Dustin Johnson

Students doing a story mapping exercise in Makeni. Photo by Dustin Johnson

By: Dustin Johnson

During the first week of April, our research officer Dustin Johnson visited Sierra Leone to conduct an initial round of monitoring and evaluation of the Dallaire Initiative’s education project. Along with staff from our in-country partner, Pikin-to-Pikin Movement, he visited the three primary schools in Port Loko, Bombali, and Moyamba districts where the project is being piloted.

At each school, 48 students from grades 3 to 5 are members of a Dallaire Initiative Peace Club. Through drama, songs, and discussions, the students learn about peace, child protection, and preventing interpersonal violence, and then spread these messages among the other students, to other schools, at home, and in the community. At each school, Dustin and Pikin-to-Pikin staff conducted mapping exercises, group interviews with the students, and one-on-one interviews with the teachers who coordinate the clubs and local Pikin-to-Pikin staff to gather information on the project from a different perspective.

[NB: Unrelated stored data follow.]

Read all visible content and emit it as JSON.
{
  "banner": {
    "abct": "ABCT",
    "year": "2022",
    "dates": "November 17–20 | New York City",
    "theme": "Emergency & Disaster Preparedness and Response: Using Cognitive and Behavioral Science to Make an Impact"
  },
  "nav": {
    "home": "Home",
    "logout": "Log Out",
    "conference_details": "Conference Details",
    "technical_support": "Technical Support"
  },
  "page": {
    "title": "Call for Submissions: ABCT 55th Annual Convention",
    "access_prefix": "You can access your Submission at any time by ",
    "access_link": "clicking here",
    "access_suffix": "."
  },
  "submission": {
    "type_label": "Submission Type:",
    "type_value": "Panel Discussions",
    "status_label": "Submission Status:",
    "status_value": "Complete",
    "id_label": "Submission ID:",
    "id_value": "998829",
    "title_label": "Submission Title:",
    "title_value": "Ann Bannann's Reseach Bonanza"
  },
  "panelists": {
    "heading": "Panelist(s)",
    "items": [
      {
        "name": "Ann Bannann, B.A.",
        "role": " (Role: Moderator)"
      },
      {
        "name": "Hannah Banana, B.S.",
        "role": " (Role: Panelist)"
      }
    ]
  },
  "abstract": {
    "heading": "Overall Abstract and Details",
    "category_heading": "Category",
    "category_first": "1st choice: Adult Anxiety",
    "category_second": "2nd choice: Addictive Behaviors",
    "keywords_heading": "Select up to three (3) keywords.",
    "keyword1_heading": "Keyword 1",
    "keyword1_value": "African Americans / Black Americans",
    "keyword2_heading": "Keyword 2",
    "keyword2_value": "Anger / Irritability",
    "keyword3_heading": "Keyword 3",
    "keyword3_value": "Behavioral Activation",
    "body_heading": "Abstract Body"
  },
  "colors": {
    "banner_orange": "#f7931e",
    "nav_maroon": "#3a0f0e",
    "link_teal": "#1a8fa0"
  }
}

From the responses provided by the students, staff, and teachers, it is clear that the project is already beginning to have an impact on the students, the school, and their communities. The messages disseminated in the clubs appears to be causing behaviour change among the students, including reducing bullying and fighting, and encouraging them to talk to their friends and intervene to prevent this kind of behaviour. Many of the students also reported talking to their parents about peace and what they learned in the clubs, encouraging them to reduce conflict and abuse in the home.

The clubs also undertake activities like visiting other schools to spread their message, tackling fighting that occurs at sporting matches and other events between schools, and visiting local courts and chiefs to learn more about conflict resolution institutions and encourage their use.

Overall, the project so far is a success and appears to already be having an impact. As time goes on, further assessments will better reveal the impact on the wider community and demonstrate the importance of this approach of working directly with children to build peace in the community and the country.